一部訳 written with ChatGPT4
ガバペンチノイドは、α2δリガンドとしても知られており、抑制性神経伝達物質であるガンマ-アミノ酪酸（GABA）（すなわち、GABAアナログ）の誘導体であり、α2δサブユニットを含む電圧依存性カルシウムチャネル（VDCC）をブロックする薬剤のクラスです。[1][2][3][4] この部位はガバペンチン受容体（α2δサブユニット）として言及されており、ガバペンチンおよびプレガバリンという薬剤の標的となっています。[5]

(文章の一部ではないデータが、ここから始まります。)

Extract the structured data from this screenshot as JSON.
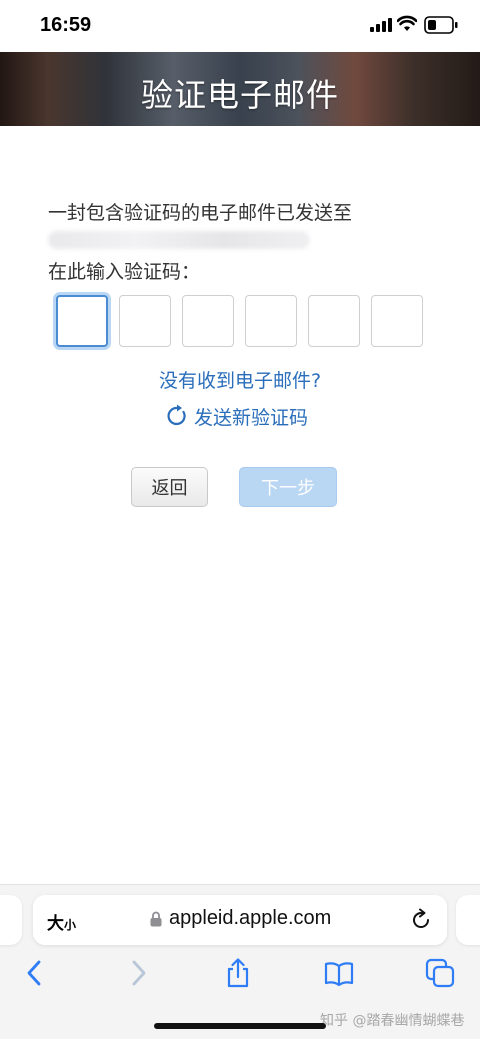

臨床で使用されるガバペンチノイドには、ガバペンチン、プレガバリン、ミログバリン[3][4]、およびガバペンチンのプロドラッグであるガバペンチンエナカルビル[6]が含まれます。さらに、フェニブートは、GABAB受容体アゴニストとしての作用に加えて、ガバペンチノイドとして作用することが見出されています。[7][8] イマガバリンのようなさらなるアナログは臨床試験中ですが、まだ承認されていません。[9] 医療用として承認されていないが科学研究で使用される他のガバペンチノイドには、アタガバリン、4-メチルプレガバリン、PD-217,014などがあります。

背景：
北米およびヨーロッパの保健機関は最近、ガバペンチノイドに関連する重度の呼吸障害について警告しました。これは慢性閉塞性肺疾患（COPD）の患者を含むが、支持する証拠は限られています。

目的：
COPD患者におけるガバペンチノイド使用が重度の悪化と関連しているかどうかを評価する。

デザイン：
時間条件付き傾向スコアマッチング、新規ユーザーのコホート研究。

設定：
カナダのケベック州保険医療機関のデータベース。

患者：
1994年から2015年の間にCOPDの基本コホート内の患者で、ガバペンチノイド治療を開始した患者（てんかん、神経因性疼痛、またはその他の慢性疼痛の適応症がある）は、COPDの持続期間、ガバペンチノイドの適応症、年齢、性別、暦年、および時間条件付き傾向スコアに基づいて非使用者と1:1でマッチングされました。

測定：
主要な結果は、入院を必要とする重度のCOPD悪化でした。ガバペンチノイド使用に関連するハザード比（HR）は、ガバペンチノイドの適応症に応じたサブコホートおよび全体のコホートで推定されました。

結果：
コホートには、てんかんの356人のガバペンチノイド使用者、神経因性疼痛の9411人、その他の慢性疼痛の3737人が含まれ、非使用者と1:1でマッチングされました。非使用と比較して、ガバペンチノイドの使用は、てんかん（HR、1.58 [95％CI、1.08〜2.30]）、神経因性疼痛（HR、1.35 [CI、1.24〜1.48]）、その他の慢性疼痛（HR、1.49 [CI、1.27〜1.73]）および全体（HR、1.39 [CI、1.29〜1.50]）の適応症にわたって重度のCOPD悪化のリスクが増加しました。

制限：
残存する交絡因子、喫煙情報の欠如を含む。

結論：
COPD患者では、ガバペンチノイドの使用は重度の悪化のリスクが増加することと関連していました。この研究は規制機関からの警告を支持し、COPD患者にガバペンチンおよびプレガバリンを処方する際にこの潜在的なリスクを考慮することの重要性を強調しています。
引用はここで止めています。